Scott Smith, president of Spire STL Pipeline, said in a statement that the company was disappointed in the decision.
“Shutting down the Pipeline could potentially lead to widespread, prolonged, and life-threatening natural-gas service disruptions for residents and businesses in the greater St. Louis region,” Smith said. “Spire STL Pipeline will continue to fully cooperate with the FERC and other stakeholders to keep this critical infrastructure in service to ensure continued access to reliable, affordable energy for homes and businesses in the greater St. Louis region.”
Smith said Spire “retains the ability to return to the Supreme Court for emergency relief if new developments further threaten its ability to serve its customers.”

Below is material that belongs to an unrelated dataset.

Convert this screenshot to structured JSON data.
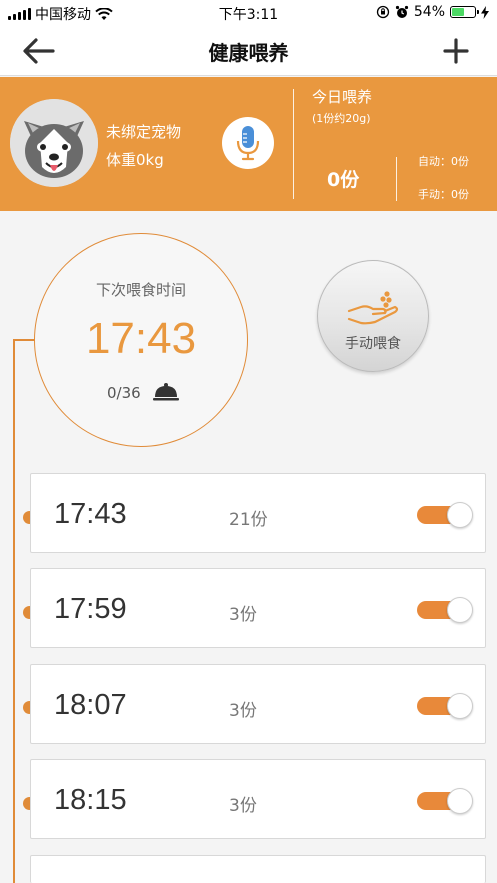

The environmental group opposing Spire has said the company’s concerns are overblown because FERC is likely to allow the pipeline to continue to operate through the winter.
The pipeline runs for 65 miles (105 kilometers), from Scott County, Illinois, to near St. Louis, where it connects with a national network. FERC granted approval in 2018.
Spire has called it vital for providing “reliable and critical energy access to 650,000 homes and businesses throughout the St. Louis region.” But the Environmental Defense Fund contended in a lawsuit that the pipeline harms land in its path, and that taxpayers will foot the bill for decades to come.
In June, a three-judge panel of the U.S. Court of Appeals for the District of Columbia Circuit ruled that FERC “failed to adequately balance public benefits and adverse impacts” in approving the pipeline. The panel also wrote that evidence showed the pipeline “is not being built to serve increasing load demand and that there is no indication the new pipeline will lead to cost savings.”
The ruling vacated approval of the pipeline, prompting FERC’s 90-day order allowing its continued operation.